Policiais das forças especiais, convencidos de que se tratava de um suicida, dispararam contra Jean Charles quando ele ia entrar no metrô em direção ao seu trabalho e o mataram com vários tiros na cabeça.
– Neste caso, um homem completamente inocente foi morto deliberadamente por agentes do Estado – lembrou na audiência, em junho de 2015, Hugh Southey, advogado da prima de Jean Charles, que apresentou o recurso ante o tribunal de Estrasburgo.
A representante das autoridades britânicas, Clare Montgomery, respondeu que os policiais não foram processados porque o Ministério Público considerou que estavam convencidos de que se tratava de um suicida. No entanto, a Scotland Yard foi alvo "em seu conjunto" de um procedimento judicial e condenada a pagar uma multa importante por suas falhas neste caso, acrescentou.
A legítima defesa em questão
Uma comissão de investigação independente da polícia havia decidido na época tomar ações disciplinares. E em 2008 uma investigação judicial sobre as circunstâncias da morte (procedimento sem acusado e, portanto, sem condenação possível) terminou em um veredicto aberto, já que o júri não pôde determinar se a polícia havia agido ou não em legítima defesa.
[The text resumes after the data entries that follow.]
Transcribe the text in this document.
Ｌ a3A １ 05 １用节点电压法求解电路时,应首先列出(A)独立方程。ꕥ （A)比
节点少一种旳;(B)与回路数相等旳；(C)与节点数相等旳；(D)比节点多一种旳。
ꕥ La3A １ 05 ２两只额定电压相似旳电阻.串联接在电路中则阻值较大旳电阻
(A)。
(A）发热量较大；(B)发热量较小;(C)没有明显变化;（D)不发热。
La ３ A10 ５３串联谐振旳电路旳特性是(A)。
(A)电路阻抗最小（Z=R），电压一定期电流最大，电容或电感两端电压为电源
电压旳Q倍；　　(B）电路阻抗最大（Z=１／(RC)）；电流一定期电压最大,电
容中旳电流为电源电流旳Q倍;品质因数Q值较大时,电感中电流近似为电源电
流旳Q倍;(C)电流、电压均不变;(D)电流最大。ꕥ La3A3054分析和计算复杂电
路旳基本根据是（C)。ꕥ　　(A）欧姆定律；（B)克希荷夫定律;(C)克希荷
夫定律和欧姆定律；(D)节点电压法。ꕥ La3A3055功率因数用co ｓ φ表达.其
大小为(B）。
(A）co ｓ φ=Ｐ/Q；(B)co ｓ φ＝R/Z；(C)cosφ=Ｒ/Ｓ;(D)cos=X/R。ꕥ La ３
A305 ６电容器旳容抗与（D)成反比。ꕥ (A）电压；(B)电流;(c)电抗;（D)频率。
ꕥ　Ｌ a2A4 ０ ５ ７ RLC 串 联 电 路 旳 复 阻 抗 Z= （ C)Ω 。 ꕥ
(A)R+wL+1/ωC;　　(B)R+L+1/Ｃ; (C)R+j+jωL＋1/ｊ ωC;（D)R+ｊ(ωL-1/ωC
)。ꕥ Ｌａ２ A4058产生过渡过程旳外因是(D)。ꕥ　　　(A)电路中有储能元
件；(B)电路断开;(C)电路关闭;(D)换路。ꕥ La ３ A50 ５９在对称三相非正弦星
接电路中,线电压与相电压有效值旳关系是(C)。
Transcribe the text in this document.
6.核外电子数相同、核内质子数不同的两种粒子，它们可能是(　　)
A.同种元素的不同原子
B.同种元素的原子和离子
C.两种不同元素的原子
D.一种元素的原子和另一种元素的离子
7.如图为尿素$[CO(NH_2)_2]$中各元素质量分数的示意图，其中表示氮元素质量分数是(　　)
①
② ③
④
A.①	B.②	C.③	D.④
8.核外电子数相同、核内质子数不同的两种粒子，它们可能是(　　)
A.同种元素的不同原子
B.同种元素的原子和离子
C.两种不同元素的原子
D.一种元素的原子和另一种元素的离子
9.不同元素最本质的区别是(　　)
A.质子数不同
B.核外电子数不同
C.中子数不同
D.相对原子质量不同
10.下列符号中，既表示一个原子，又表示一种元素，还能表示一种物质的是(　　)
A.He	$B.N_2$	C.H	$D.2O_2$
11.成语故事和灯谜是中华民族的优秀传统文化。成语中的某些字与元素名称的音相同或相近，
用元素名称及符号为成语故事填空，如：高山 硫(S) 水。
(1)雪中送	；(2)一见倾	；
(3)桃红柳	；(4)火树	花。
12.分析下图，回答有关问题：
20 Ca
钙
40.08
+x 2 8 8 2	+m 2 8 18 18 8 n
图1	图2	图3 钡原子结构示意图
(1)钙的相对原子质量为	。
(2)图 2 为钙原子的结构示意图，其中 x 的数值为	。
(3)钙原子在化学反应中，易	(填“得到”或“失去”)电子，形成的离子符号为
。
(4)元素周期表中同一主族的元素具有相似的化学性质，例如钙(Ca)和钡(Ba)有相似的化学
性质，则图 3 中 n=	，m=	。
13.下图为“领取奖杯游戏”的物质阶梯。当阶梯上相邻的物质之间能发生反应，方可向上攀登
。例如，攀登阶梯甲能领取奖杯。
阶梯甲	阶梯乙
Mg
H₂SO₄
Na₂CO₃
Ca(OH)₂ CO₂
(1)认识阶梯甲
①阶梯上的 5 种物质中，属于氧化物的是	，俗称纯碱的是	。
O TEDH considerou compreensível a frustração dos familiares da vítima, mas ao mesmo tempo afirmou que "a decisão de não lançar procedimentos judiciais contra nenhum dos agentes a título individual não se deveu a deficiências da investigação nem a uma cumplicidade ou tolerância do Estado" em relação à ação dos policiais.
Nos debates também foi tema central a definição da legítima defesa aplicada no Reino Unido: basta que os policiais demonstrem que "acreditaram honestamente" que a utilização da força era absolutamente necessária, sem a necessidade de apoiar esta convicção em argumentos razoáveis. Mas os juízes de Estrasburgo não consideraram que esta definição violava a Convenção Europeia de Direitos Humanos.
Nenhum parente da vítima nem o advogado da autora da ação acompanharam o veredicto, que foi pronunciado na presença do representante permanente britânico ante o Conselho da Europa, Christopher Yvon, que não quis fazer comentários.